Top Gamers’ Credential Stolen in Massive Hack
Steam, since its launch in September 2003 has grown into one of the most popular digital retail and distribution platforms. The digital service provided by its parent company Valve had evolved tremendously since updating its game catalog to include selling games and distributing other publishers’ inventory.
With Steam’s success comes the downside as well with criminal hackers creating a mirage of scams to steal from the popular platform. The latest scam involving Steam is a phishing attack utilizing the Browser-in-the-Browser attack. As one of the most utilized hacking attacks from the dark web, hackers have launched this attack to steal the private credentials of Steam accounts.
The Browser-in-the-Browser scam has been frequently used by criminal hackers; it is a popular strategy where threat actors create fake browser windows that mimic high profile websites. However, while the page may be identical, a maliciously coded popup page will direct unsuspecting individuals to sign up for specific promotional services.
According to BleepingComputer, since March 2022, analytical reports revealed that hackers have been utilizing a newly created phishing kit. With capabilities to rapidly create and launch numerous Browser-in-the-Browser scams, the kit has been getting a lot of notice on the dark web forums.
Fake Browser Hacking Assaults
Consumers of some popular websites have already fallen victim to the malicious threat actors, with numerous scams launched with phony login pages for Google, Microsoft, and Steam, as well as banks and financial institutions.

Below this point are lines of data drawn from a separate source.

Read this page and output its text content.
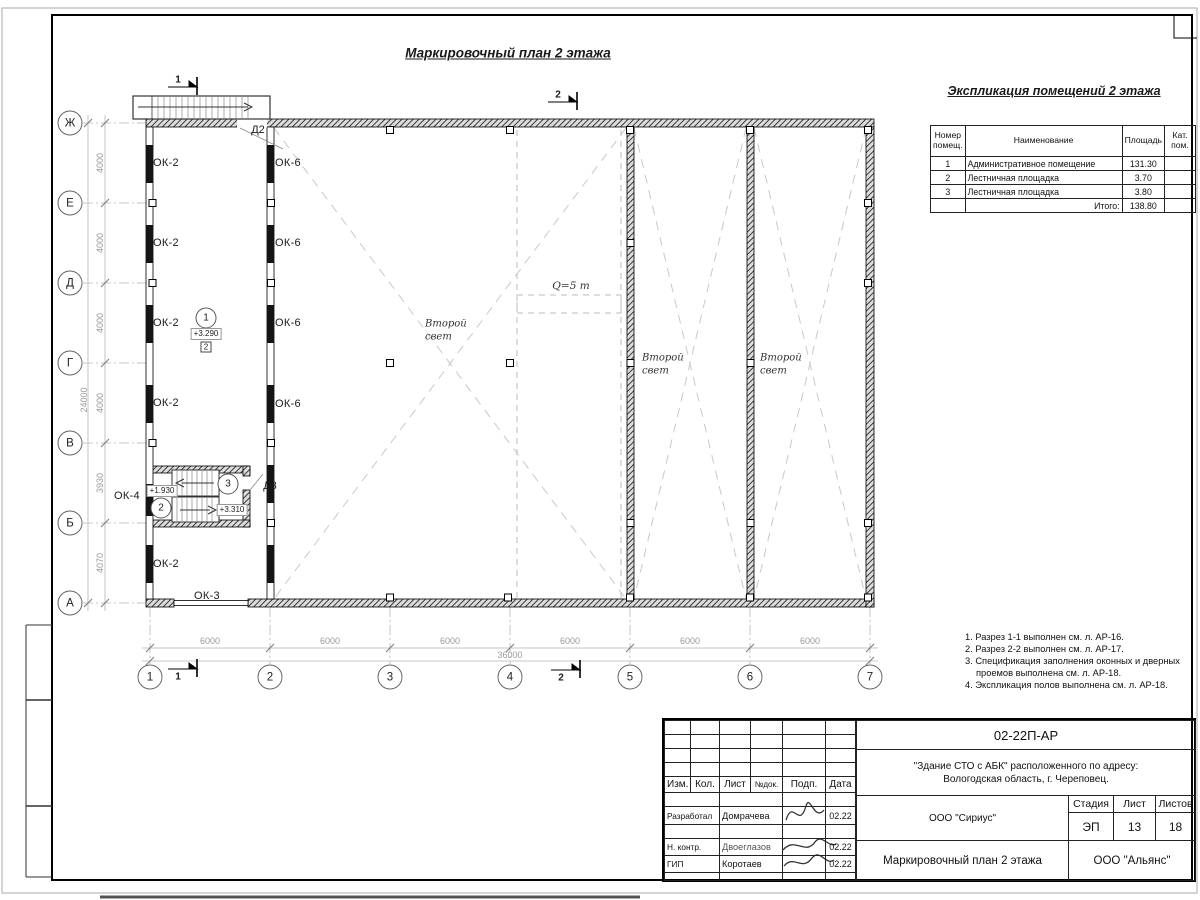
Маркировочный план 2 этажа
Экспликация помещений 2 этажа
Ж
Е
Д
Г
В
Б
А
1	2	3	4	5	6	7
4000
4000
4000
4000
3930
4070
24000
6000	6000	6000	6000	6000	6000
36000
ОК-2
ОК-2
ОК-2
ОК-2
ОК-2
ОК-6
ОК-6
ОК-6
ОК-6
ОК-4
ОК-3
Д2
Д3
Второй свет
Второй свет
Второй свет
Q=5 т
1
2
3
+3.290
+1.930
+3.310
2
1
2
1	2
Номер помещ.	Наименование	Площадь	Кат. пом.
1	Административное помещение	131.30	
2	Лестничная площадка	3.70	
3	Лестничная площадка	3.80	
	Итого:	138.80	
1. Разрез 1-1 выполнен см. л. АР-16.
2. Разрез 2-2 выполнен см. л. АР-17.
3. Спецификация заполнения оконных и дверных проемов выполнена см. л. АР-18.
4. Экспликация полов выполнена см. л. АР-18.

Изм.	Кол.	Лист	№док.	Подп.	Дата

Разработал		Домрачева			02.22

Н. контр.		Двоеглазов			02.22
ГИП		Коротаев			02.22

02-22П-АР			

"Здание СТО с АБК" расположенного по адресу:
Вологодская область, г. Череповец.			

ООО "Сириус"	Стадия	Лист	Листов
	ЭП	13	18
Маркировочный план 2 этажа	ООО "Альянс"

Meanwhile, Group-IB which is one of the analytical research teams tracking this phishing scam revealed the Browser-in-the-Browser hacking techniques. They’ve observed hacking campaigns specifically created to target top-tiered professional players on the Steam gaming platform.
Group-IB’s new study on hackers utilizing the “Browser-in-the-Browser” technique involves creating competition with enticingly high rewards. The intent is to trick professional gamers to sign in with their Steam credentials, thus, allowing them to participate with the hopes of ultimately winning the extravagant prize money.
But unbeknownst to unsuspecting visitors, the well-crafted login window is a false window that is identical to the real website page. Cyber analysts have warned that it is exceedingly difficult for targeted victims to identify that they’ve been lured into a phishing scam.
The huge problem with this hacking campaign is that victims are unable to identify a Browser-in-the-Browser attack. According to analysts, victims are viewing a genuine browser window, but the problem is that it’s just a fake layer over the theme page of the original website.
Another unique feature is that the fake landing pages support 27 automatically loaded languages, which load according to the Geo-location of the victim’s browser. From there, the unsuspecting victims are prompted to enter their 2FA code credentials, which gives the criminal hackers free access to the breached accounts.